– Барышня, ты своим воем так всех покойников поднимешь. Чего ревёшь-то? — ухмыляется он, сунув руки в карманы поношенной куртки. — Кого потеряла-то?
Боже, как стыдно.
Резко поднимаюсь с лавки, понимая, что оставаться здесь — ошибка.
Я думала, что в такое время еще и в будний день на кладбище вряд ли будет слишком много народу. Вернее я вообще не особо думала. Просто поддалась эмоциям. А не стоило. Точно не в общественном месте. Больше просто нет смысла здесь задерживаться. Ведь папы больше нет. Он не спасет меня ни от любопытного пьянчуги, ни от вмененного мне мужа.
— Извините, — мой голос звучит чужим, сдавленным. — Я уже ухожу.
— Ну-ну, погоди, не спеши так, — он делает шаг ближе, наклоняясь вперёд, будто высматривает что-то на моем лице. — Может у тебя это… мелочь какая есть? А? Чекушечку взять бы, помянуть...
Я стискиваю зубы, чувствуя, как внутри всё сжимается в тошнотворный комок из-за разящего от него запаха немытости и алкоголя.
— У меня нет наличных, — коротко отвечаю я выхожу из оградки на тропинку, чтобы поскорее уйти.
— Да ладно тебе! — бросает он мне в спину. — Жалко что ли? Девка ты вся лощеная, одета хорошо, телефон вон дорогой явно… не верю, что нету.
— Я сказала — нет! — отрезаю я, ускоряя шаг.
— Ну ты даёшь… — бормочет он, но вдруг его голос меняется. — Папку-то своего помянуть не хочешь? Я ведь с Петром знаком был…
Я останавливаюсь, скорее больше от удивления.
Он знает моего папу?
Медленно разворачиваюсь.
Мужик ухмыляется, довольно щурясь.
— Что вы сказали? — мой голос дрожит.
— Говорю, знал я Петра, твоего батю. Хороший был мужик… — он чуть наклоняет голову, будто оценивает мою реакцию. — Так что, может помянем вместе?

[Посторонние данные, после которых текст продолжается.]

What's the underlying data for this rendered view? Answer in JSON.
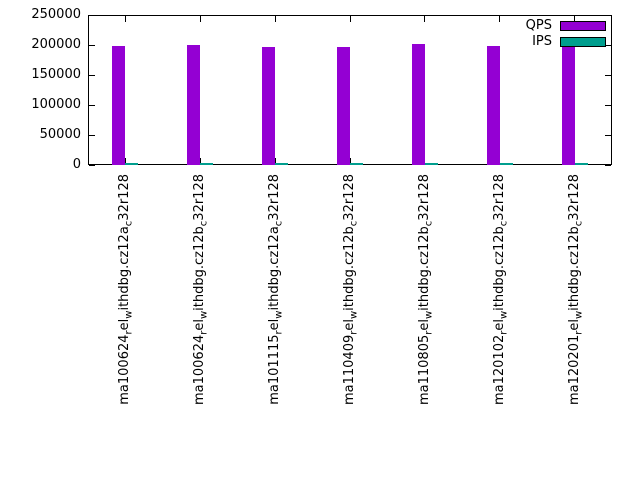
{
  "chart_data": {
    "type": "bar",
    "categories": [
      "ma100624_rel_withdbg.cz12a_c32r128",
      "ma100624_rel_withdbg.cz12b_c32r128",
      "ma101115_rel_withdbg.cz12a_c32r128",
      "ma110409_rel_withdbg.cz12b_c32r128",
      "ma110805_rel_withdbg.cz12b_c32r128",
      "ma120102_rel_withdbg.cz12b_c32r128",
      "ma120201_rel_withdbg.cz12b_c32r128"
    ],
    "series": [
      {
        "name": "QPS",
        "color": "#9400d3",
        "values": [
          198000,
          200500,
          196500,
          196000,
          202000,
          198000,
          199500
        ]
      },
      {
        "name": "IPS",
        "color": "#009e8e",
        "values": [
          2000,
          2000,
          2000,
          2500,
          2500,
          2000,
          2500
        ]
      }
    ],
    "title": "",
    "xlabel": "",
    "ylabel": "",
    "ylim": [
      0,
      250000
    ],
    "yticks": [
      0,
      50000,
      100000,
      150000,
      200000,
      250000
    ],
    "grid": false,
    "legend_position": "top-right"
  }
}
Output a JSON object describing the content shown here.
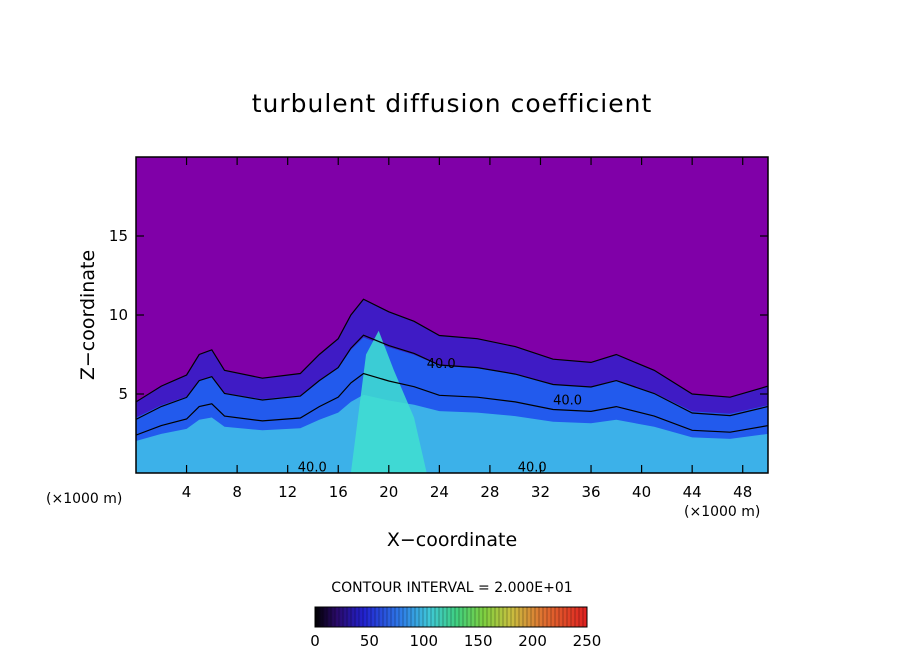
{
  "chart_data": {
    "type": "heatmap",
    "title": "turbulent diffusion coefficient",
    "xlabel": "X−coordinate",
    "ylabel": "Z−coordinate",
    "x_unit_left": "(×1000 m)",
    "x_unit_right": "(×1000 m)",
    "xlim": [
      0,
      50
    ],
    "ylim": [
      0,
      20
    ],
    "x_ticks": [
      4,
      8,
      12,
      16,
      20,
      24,
      28,
      32,
      36,
      40,
      44,
      48
    ],
    "y_ticks": [
      5,
      10,
      15
    ],
    "contour_interval_text": "CONTOUR INTERVAL = 2.000E+01",
    "contour_labels": [
      {
        "text": "40.0",
        "x": 23.0,
        "z": 6.9
      },
      {
        "text": "40.0",
        "x": 33.0,
        "z": 4.6
      },
      {
        "text": "40.0",
        "x": 12.8,
        "z": 0.35
      },
      {
        "text": "40.0",
        "x": 30.2,
        "z": 0.35
      }
    ],
    "colorbar": {
      "min": 0,
      "max": 250,
      "ticks": [
        0,
        50,
        100,
        150,
        200,
        250
      ]
    },
    "turbulent_top_profile": [
      {
        "x": 0,
        "z": 4.5
      },
      {
        "x": 2,
        "z": 5.5
      },
      {
        "x": 4,
        "z": 6.2
      },
      {
        "x": 5,
        "z": 7.5
      },
      {
        "x": 6,
        "z": 7.8
      },
      {
        "x": 7,
        "z": 6.5
      },
      {
        "x": 10,
        "z": 6.0
      },
      {
        "x": 13,
        "z": 6.3
      },
      {
        "x": 14.5,
        "z": 7.5
      },
      {
        "x": 16,
        "z": 8.5
      },
      {
        "x": 17,
        "z": 10.0
      },
      {
        "x": 18,
        "z": 11.0
      },
      {
        "x": 20,
        "z": 10.2
      },
      {
        "x": 22,
        "z": 9.6
      },
      {
        "x": 24,
        "z": 8.7
      },
      {
        "x": 27,
        "z": 8.5
      },
      {
        "x": 30,
        "z": 8.0
      },
      {
        "x": 33,
        "z": 7.2
      },
      {
        "x": 36,
        "z": 7.0
      },
      {
        "x": 38,
        "z": 7.5
      },
      {
        "x": 41,
        "z": 6.5
      },
      {
        "x": 44,
        "z": 5.0
      },
      {
        "x": 47,
        "z": 4.8
      },
      {
        "x": 50,
        "z": 5.5
      }
    ],
    "colors": {
      "background": "#8000a8",
      "low": "#3a1dc8",
      "mid": "#2060f0",
      "high": "#3fb8e8",
      "peak": "#40e0d0"
    }
  }
}
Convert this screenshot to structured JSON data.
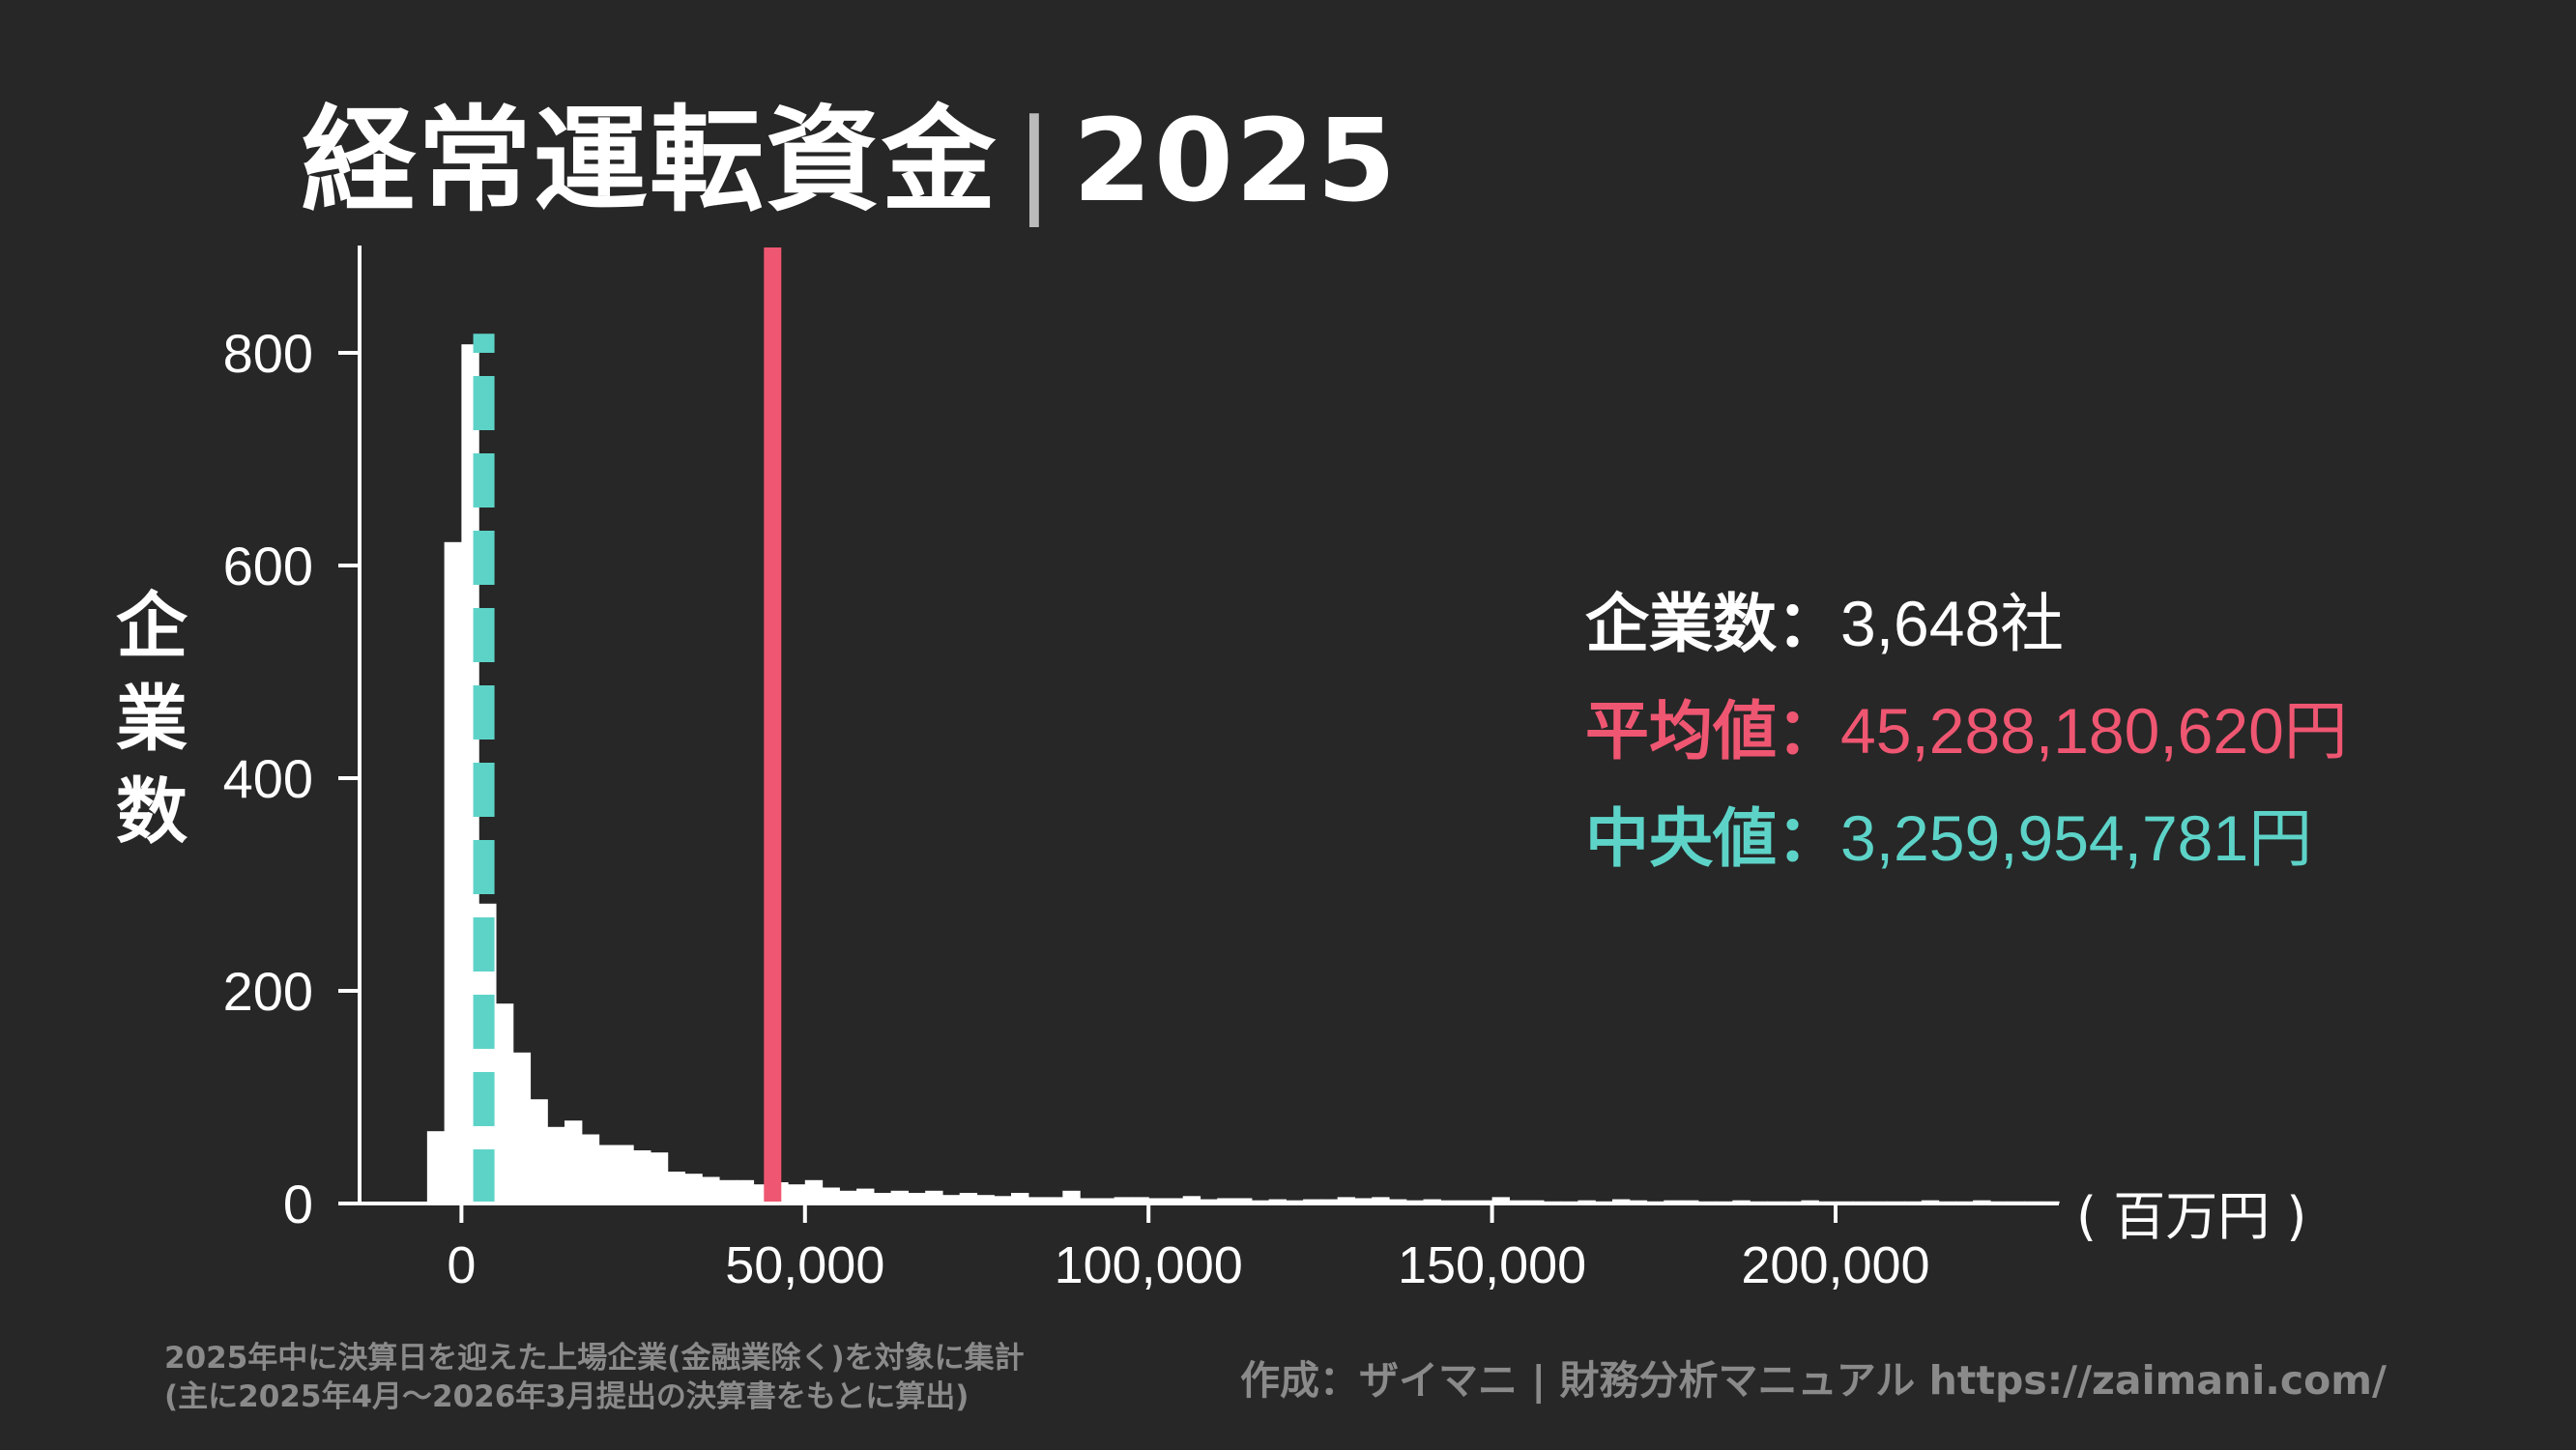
{
  "header": {
    "title_main": "経常運転資金",
    "title_sep": "|",
    "title_year": "2025"
  },
  "stats": {
    "count_label": "企業数",
    "count_colon": "：",
    "count_value": "3,648社",
    "mean_label": "平均値",
    "mean_colon": "：",
    "mean_value": "45,288,180,620円",
    "median_label": "中央値",
    "median_colon": "：",
    "median_value": "3,259,954,781円"
  },
  "colors": {
    "background": "#272727",
    "bars": "#ffffff",
    "mean": "#ef5671",
    "median": "#5dd3c8",
    "note": "#8a8a8a"
  },
  "footer": {
    "note_line1": "2025年中に決算日を迎えた上場企業(金融業除く)を対象に集計",
    "note_line2": "(主に2025年4月〜2026年3月提出の決算書をもとに算出)",
    "credit": "作成：ザイマニ | 財務分析マニュアル https://zaimani.com/"
  },
  "chart_data": {
    "type": "bar",
    "title": "経常運転資金｜2025",
    "ylabel": "企業数",
    "xlabel": "",
    "unit_label": "( 百万円 )",
    "xlim": [
      -17500,
      232500
    ],
    "ylim": [
      0,
      850
    ],
    "xticks": [
      0,
      50000,
      100000,
      150000,
      200000
    ],
    "xtick_labels": [
      "0",
      "50,000",
      "100,000",
      "150,000",
      "200,000"
    ],
    "yticks": [
      0,
      200,
      400,
      600,
      800
    ],
    "ytick_labels": [
      "0",
      "200",
      "400",
      "600",
      "800"
    ],
    "bin_width": 2500,
    "bin_start": -5000,
    "counts": [
      68,
      622,
      808,
      282,
      188,
      142,
      98,
      72,
      78,
      65,
      55,
      55,
      50,
      48,
      30,
      28,
      25,
      22,
      22,
      18,
      20,
      18,
      22,
      15,
      12,
      14,
      10,
      12,
      10,
      12,
      8,
      10,
      8,
      7,
      10,
      6,
      6,
      12,
      5,
      5,
      6,
      6,
      5,
      5,
      7,
      4,
      5,
      5,
      3,
      4,
      3,
      4,
      4,
      6,
      5,
      6,
      4,
      3,
      4,
      3,
      3,
      3,
      6,
      3,
      3,
      2,
      2,
      3,
      2,
      4,
      3,
      2,
      3,
      3,
      2,
      2,
      3,
      2,
      2,
      2,
      3,
      2,
      2,
      2,
      2,
      2,
      2,
      3,
      2,
      2,
      3,
      2,
      2,
      2,
      2
    ],
    "mean_line": 45288,
    "median_line": 3260,
    "grid": false,
    "legend": "none"
  }
}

Долгие секунды изучаю мужчину перед собой. Не похож он на тех, с кем мой папа общался. Да и не припомню я среди друзей отца таких вот пьяниц. Они конечно выпивали с друзьями, но всегда в меру. Уж точно далеки были от такой вот кондиции.
Неужели врет?
А я ведь едва не подумала, что это какой-то знак от папы.
Идиотка наивная.
— Не припомню вас в друзьях отца. Видимо вы ошиблись, — твёрдо говорю я, с трудом удерживая голос ровным, потому что внутри разливается ледяное чувство тревоги.
Гадкий, липкий страх.
Мне почему-то даже страшно спиной к этому человеку повернуться. Будто он может погнаться за мной.
Он смотрит на меня не моргая. Щурится. А потом медленно растягивает губы в ухмылке. От этой улыбки меня пробирает неприятный озноб, будто по спине скребут когтями.
— Да ну, девка, ты чего? — он делает шаг ближе, и мне приходится отступить. — Ты вспомни, мы ж с Петром шашлыки на его день рождения вместе жарили! Неужто и это не помнишь? Лето, жарища, он тогда еще новые погоны заодно обмывал… Хотя куда тебе, — отмахивается, — мала ты тогда еще была.
В его голосе ленивое удовольствие, как будто он вспоминает что-то хорошее. И вроде про то, что папа военный знает. Только вот…
Что-то здесь не так.
Отец ведь не праздновал день рождения летом. У нас в семье вообще все праздники приходились за зиму. А летом папа частенько по командировкам мотался. Поэтому ни одного такого вот застолья с шашлыками, как рассказывает этот тип я припомнить не могу.
Я медленно поворачиваю голову и изучаю папин памятник. Он там как раз в форме офицерской, и даже медали видны.
Смотрю на выгравированные цифры.
Месяц рождения на камне выбит — июль.
Но это ложь.
Потому что его день рождения в феврале.
Только в документах ошиблись еще при рождении, и никто не стал заморачиваться, менять. Так и потянулась эта ошибка дальше.
До самой надгробной плиты. Ее ведь от военкомата ставили. Вот и написали как в документах.